🎉 We're live! All services are free during our trial period—pricing plans coming soon.

I Tested AI Transcription on an English Interview — February 26, 2026 Results (Whisper BASE, ~11‑Minute Audio)

I Tested AI Transcription on an English Interview — February 26, 2026 Results (Whisper BASE, ~11‑Minute Audio)

2026-02-26Test
Eric King

Eric King

Author


1. Why This Interview Benchmark Matters

For real interviews, transcription accuracy is not optional. It decides whether you can safely quote guests, search for key topics, and build downstream analysis without misrepresenting what was said. A dropped qualifier, a misheard number, or a mangled proper noun can change the meaning of an answer.
In this benchmark, I ran an English “Bill interview” clip through a Whisper‑based transcription stack and evaluated it on standard ASR metrics.
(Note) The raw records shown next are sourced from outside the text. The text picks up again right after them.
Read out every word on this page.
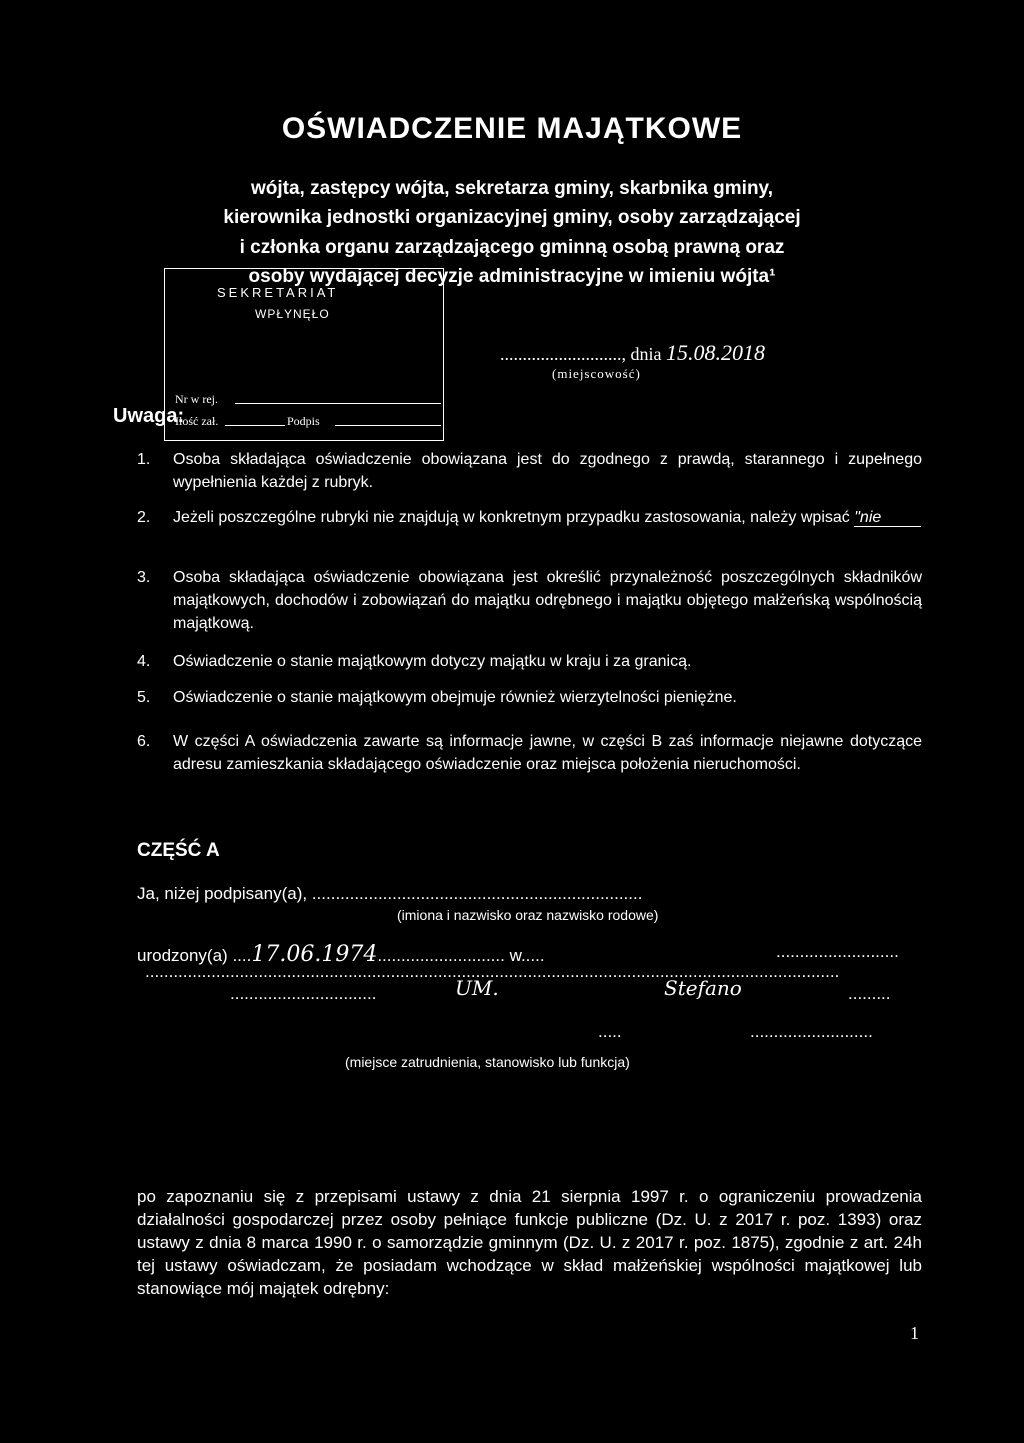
OŚWIADCZENIE MAJĄTKOWE
wójta, zastępcy wójta, sekretarza gminy, skarbnika gminy,
kierownika jednostki organizacyjnej gminy, osoby zarządzającej
i członka organu zarządzającego gminną osobą prawną oraz
osoby wydającej decyzje administracyjne w imieniu wójta¹
SEKRETARIAT
WPŁYNĘŁO
Nr w rej.
Ilość zał.	Podpis
..........................., dnia 15.08.2018
(miejscowość)
Uwaga:
1. Osoba składająca oświadczenie obowiązana jest do zgodnego z prawdą, starannego i zupełnego wypełnienia każdej z rubryk.
2. Jeżeli poszczególne rubryki nie znajdują w konkretnym przypadku zastosowania, należy wpisać "nie
3. Osoba składająca oświadczenie obowiązana jest określić przynależność poszczególnych składników majątkowych, dochodów i zobowiązań do majątku odrębnego i majątku objętego małżeńską wspólnością majątkową.
4. Oświadczenie o stanie majątkowym dotyczy majątku w kraju i za granicą.
5. Oświadczenie o stanie majątkowym obejmuje również wierzytelności pieniężne.
6. W części A oświadczenia zawarte są informacje jawne, w części B zaś informacje niejawne dotyczące adresu zamieszkania składającego oświadczenie oraz miejsca położenia nieruchomości.
CZĘŚĆ A
Ja, niżej podpisany(a), ......................................................................
(imiona i nazwisko oraz nazwisko rodowe)
urodzony(a) ....17.06.1974........................... w.....	..........................
...................................................................................................................................................
UM.	Stefano
...............................	.........
.....	..........................
(miejsce zatrudnienia, stanowisko lub funkcja)
po zapoznaniu się z przepisami ustawy z dnia 21 sierpnia 1997 r. o ograniczeniu prowadzenia działalności gospodarczej przez osoby pełniące funkcje publiczne (Dz. U. z 2017 r. poz. 1393) oraz ustawy z dnia 8 marca 1990 r. o samorządzie gminnym (Dz. U. z 2017 r. poz. 1875), zgodnie z art. 24h tej ustawy oświadczam, że posiadam wchodzące w skład małżeńskiej wspólności majątkowej lub stanowiące mój majątek odrębny:
1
The goal is not marketing, but a concrete, reproducible snapshot of how the system performs on a real, moderately long interview.
The original interview audio corresponds to a YouTube video, which you can reference here for context:
Source interview video on YouTube.

Source Materials

All inputs used for this benchmark live in the repository and can be inspected directly:
These files are the only sources used to derive the numbers and conclusions in this post.

Screenshots from this run

SayToWords transcription dashboard — metrics overview
SayToWords transcription dashboard — transcript view

2. Testing Setup

For this run, I used the following configuration (all values are taken from the precomputed metadata and result.json):
  • Date of run: 2026‑02‑26 (derived from processing timestamps)
  • Scenario: English interview (test-transcripts/bill-interview)
  • Language: English
  • Audio duration:
    • audioDurationSeconds = 653.2934375
    • 10.89 minutes of material
  • Processing time:
    • sttProcessingTimeSeconds = 85.476
    • 1.42 minutes end‑to‑end decoding time
  • Model / mode:
    • whisper-model: BASE
    • saytowords-mode: base
Recording conditions, microphone type, and speech density are not explicitly documented in the metadata, so they are left out rather than guessed. All alignment and scoring were completed before this report was generated; the numbers below are read directly from test-transcripts/bill-interview/result.json.

3. Evaluation Methodology

Both the human transcript (ref.vtt) and the model output (model.vtt) are stored in WebVTT format. The evaluation pipeline first extracts plain text from these files, aligns the reference and hypothesis, and then computes error metrics.
Word Error Rate (WER)
After tokenizing into word sequences, we count:
  • (S): substitutions
  • (D): deletions
  • (I): insertions
  • (N): number of reference words
The word error rate is:
[ \text{WER} = \frac{S + D + I}{N} ]
Word‑level accuracy is then:
[ \text{Accuracy} = 1 - \text{WER} ]
Character Error Rate (CER)
At character level, whitespace is stripped and a Levenshtein edit distance is computed:
  • Character edit distance: total insertions, deletions, substitutions
  • Total characters: number of reference characters (without spaces)
[ \text{CER} = \frac{\text{Character edit distance}}{\text{Total characters}} ]
Real‑Time Factor (RTF)
Throughput is measured with the real‑time factor:
[ \text{RTF} = \frac{\text{Processing Time}}{\text{Audio Duration}} ]
Here, processing time comes from the difference between processtime-at and completed-at in other.yaml, and audio duration is taken from audio-duration in the same file.
Implementation notes
  • All metrics are computed via transcript alignment between reference and hypothesis.
  • Edit distances (word‑ and character‑level) use a high‑performance Levenshtein implementation.
  • The alignment engine runs on a C++‑optimized backend.
  • Time complexity of alignment is O(nm) for sequences of length (n) and (m).
  • All values in result.json are deterministic and reproducible: given the same inputs, the scorer always produces the same numbers.

4. Model Overview

Only one model configuration was evaluated in this run:
  • Whisper BASE (saytowords-mode: base)
    A general‑purpose speech‑to‑text model with moderate capacity, designed for multi‑accent English and long‑form audio. In this benchmark, it is used as‑is (no fine‑tuning, no manual correction) to show raw behavior on a real interview.
Future comparisons could add smaller or larger Whisper variants and non‑Whisper systems, but this post focuses on characterizing this single baseline.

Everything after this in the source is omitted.